Tulsa County Takes the Lead to Pass Rapid DNA Act

While DNA is the most powerful investigative technology available to law enforcement, it has been terribly underutilized in investigations. Historically, DNA results have taken months or even years due to over worked and underfunded state labs. As a result, there are also many occasions where a person of interest is booked into a jail on an unrelated offense and the jail administrators don’t know that this person is wanted for another crime where his DNA was collected. The best know case of this was the crime spree of Ted Bundy across America.
To fix this problem, Congress passed the “Rapid DNA” bill in 2017. This bill tied state labs and jail booking systems into the FBI’s criminal DNA database. This will allow states and localities to use this latest DNA technology and interface with the FBI’s data base. However, before this could happen, state legislators would have to pass legislation allowing the use of the Rapid DNA technology in the state.
With Tulsa County taking the lead, The Rapid DNA Act, authored by Representative Carol Bush and Senator Wayne Shaw was passed, making Oklahoma one of the few states to have done this.

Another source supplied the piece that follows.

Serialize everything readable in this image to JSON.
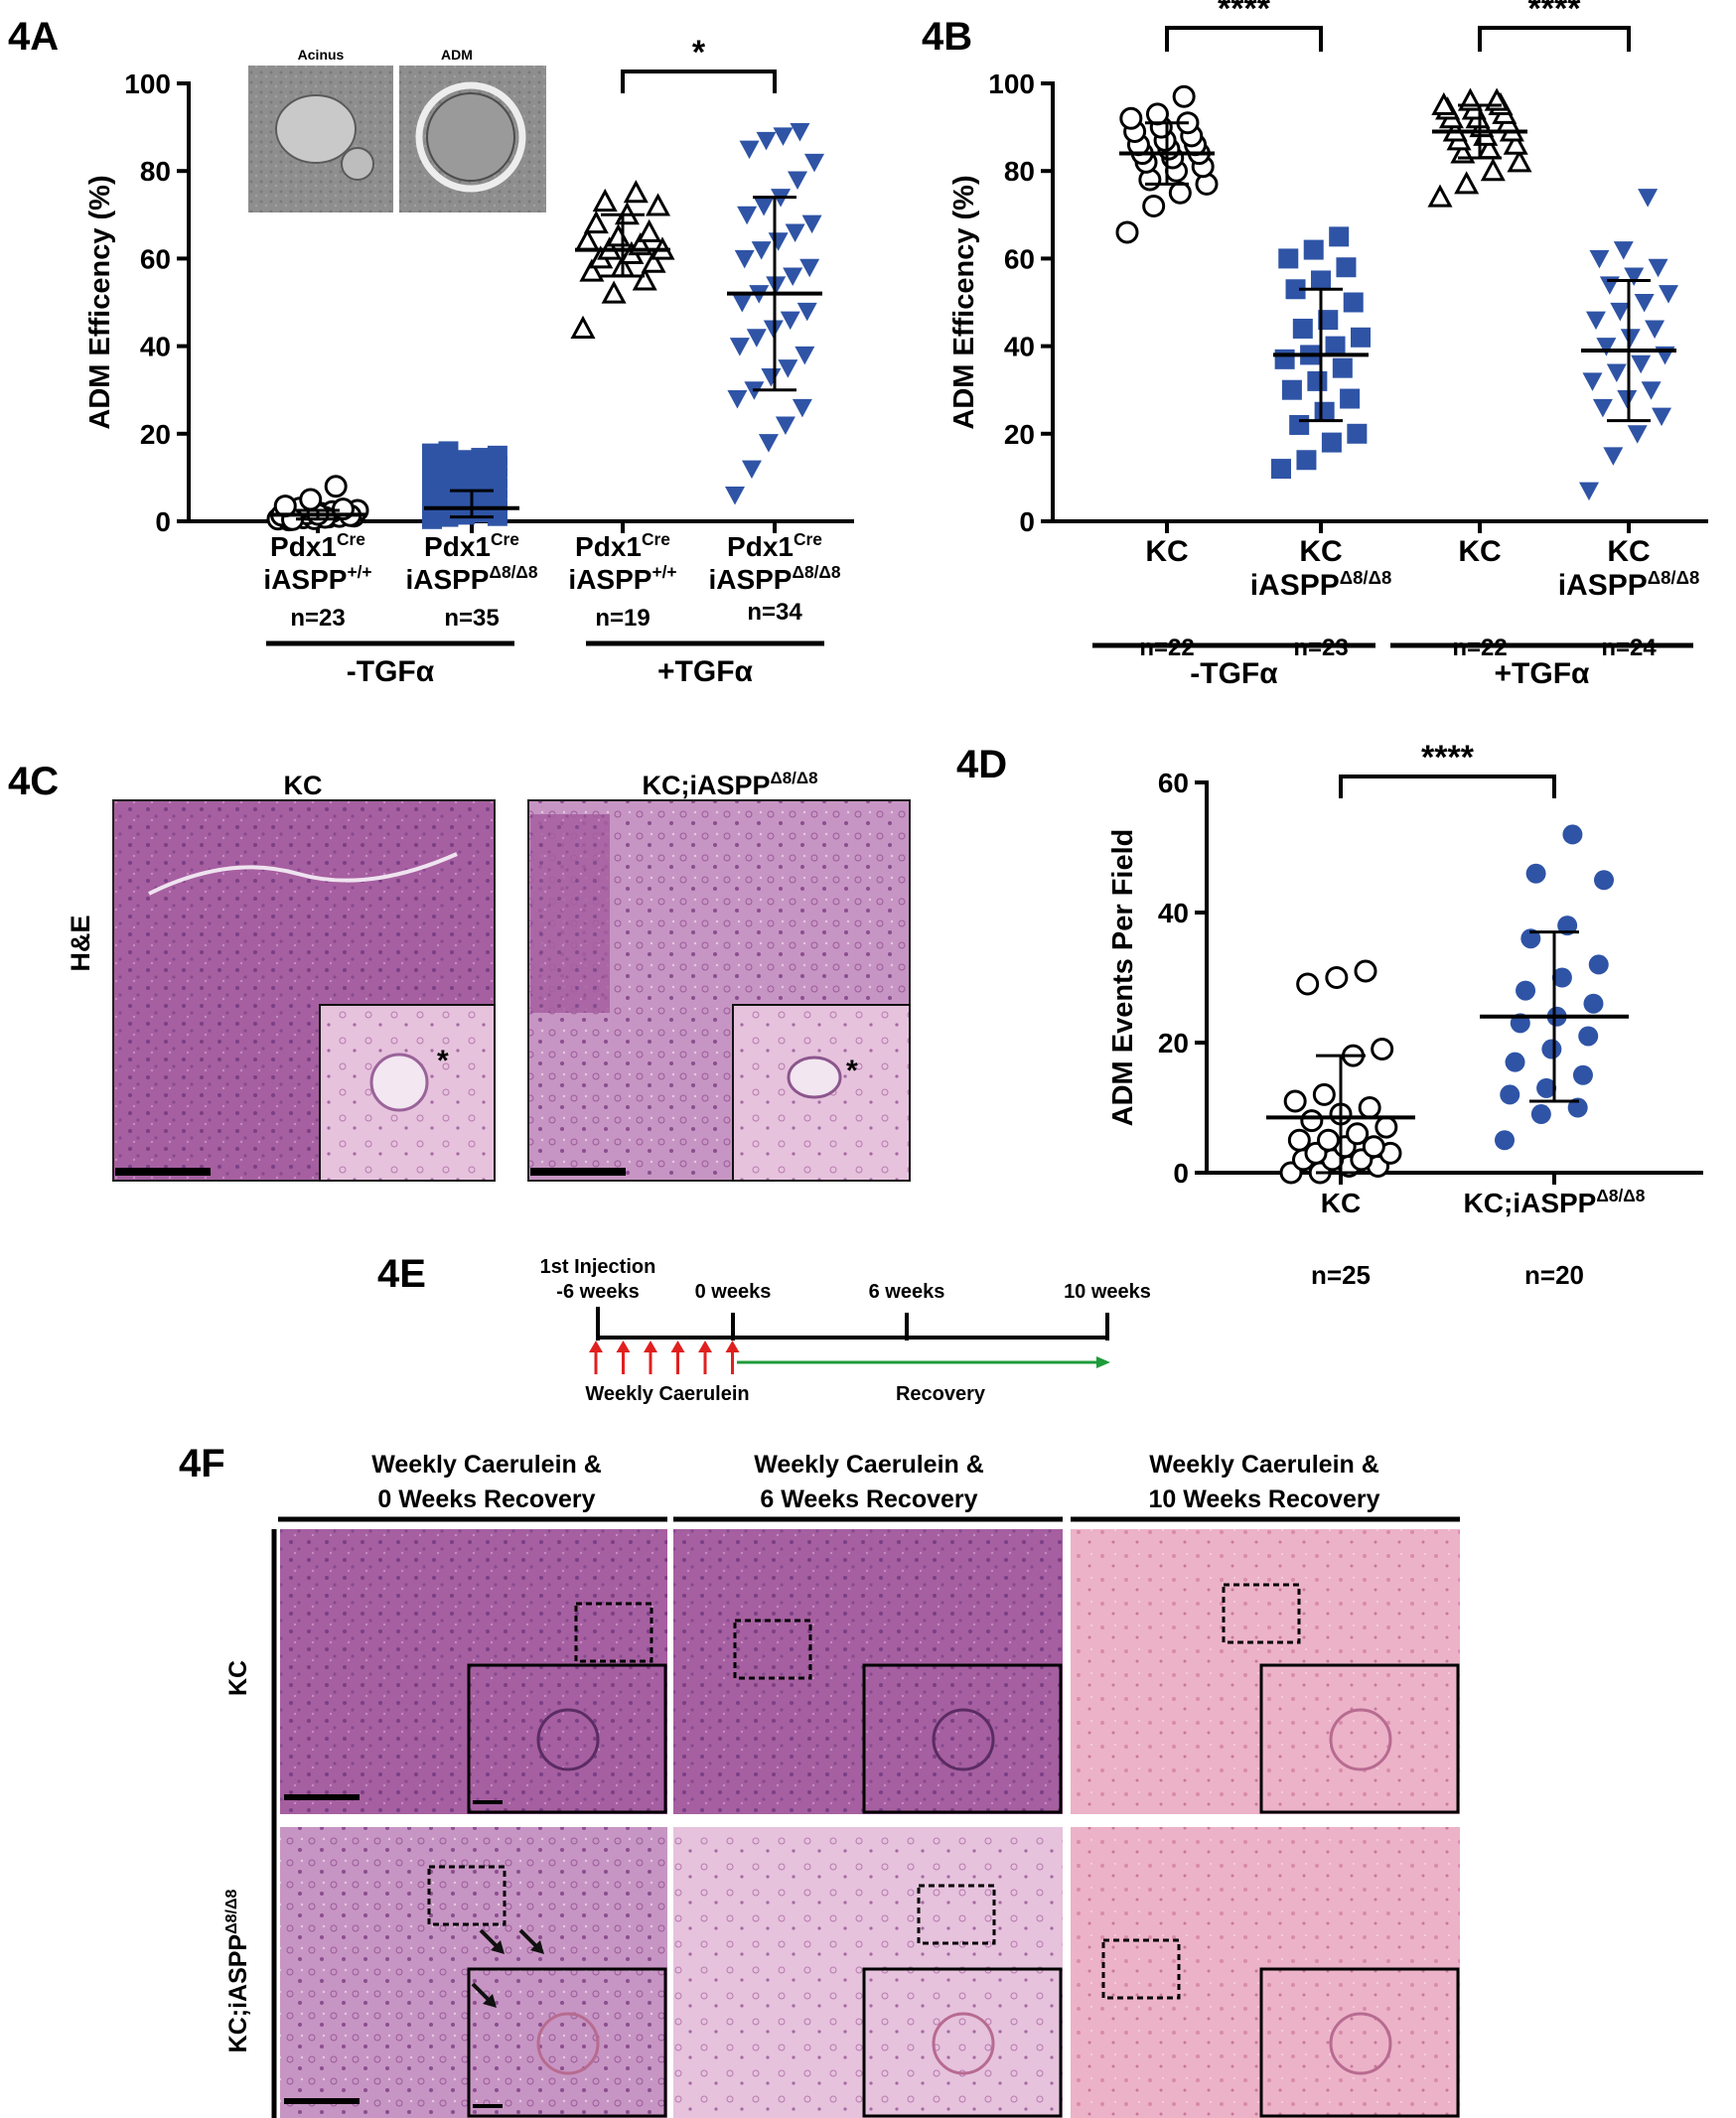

The taking of DNA during the booking process is following along the same path as other criminal investigative tools like electronic fingerprinting, breathalyzer and drug testing. The DNA collected at booking is used to see if there is a match to DNA already in the criminal database from other agencies. While the DNA sample taken at booking is not considered evidence in the criminal case, it is invaluable in identifying who a suspect may be or in exonerating someone who is believed to be a suspect.
The most important feature of the Rapid DNA technology is that the results can be known in less than two hours, not weeks or months. With this quick turnaround, the prisoner being booked is very likely still in jail and the jail will know to hold the prisoner to face the earlier charges as well.
The use of Rapid DNA can go beyond criminal cases. Over the past year the Rapid DNA technology developed by ANDE has been used to identify family members of those who died in the horrific fires in Paradise, California. More recently, ANDE’s Rapid DNA was used to help identify family members of those who died in a California boat fire.
Rapid DNA can also be extremely beneficial following natural disasters and helping to identify victims and their family members. And Rapid DNA has been used with the discovery of mass graves and finding if there are any surviving family members.
Though the Oklahoma Bureau of Investigation (OSBI) has yet to embrace this new technology to address the extreme backlog of sexual assault and rape kits, the State of Kentucky has done so with amazingly fast success.
To support Tulsa County’s implementation of Rapid DNA, the Oklahoma Attorney General’s Office has recently awarded a $50,000 grant to begin the implementation. The Sheriff is also allocating funds from the jail budget to support the first years set up. ANDE will also provide Tulsa County with a free week of intensive training on the use of the Rapid DNA technology.
Tulsa County is on the cutting edge of using the latest technology to deliver enhanced public safety, not only to the citizens of Tulsa County but to victims of crimes committed in other states.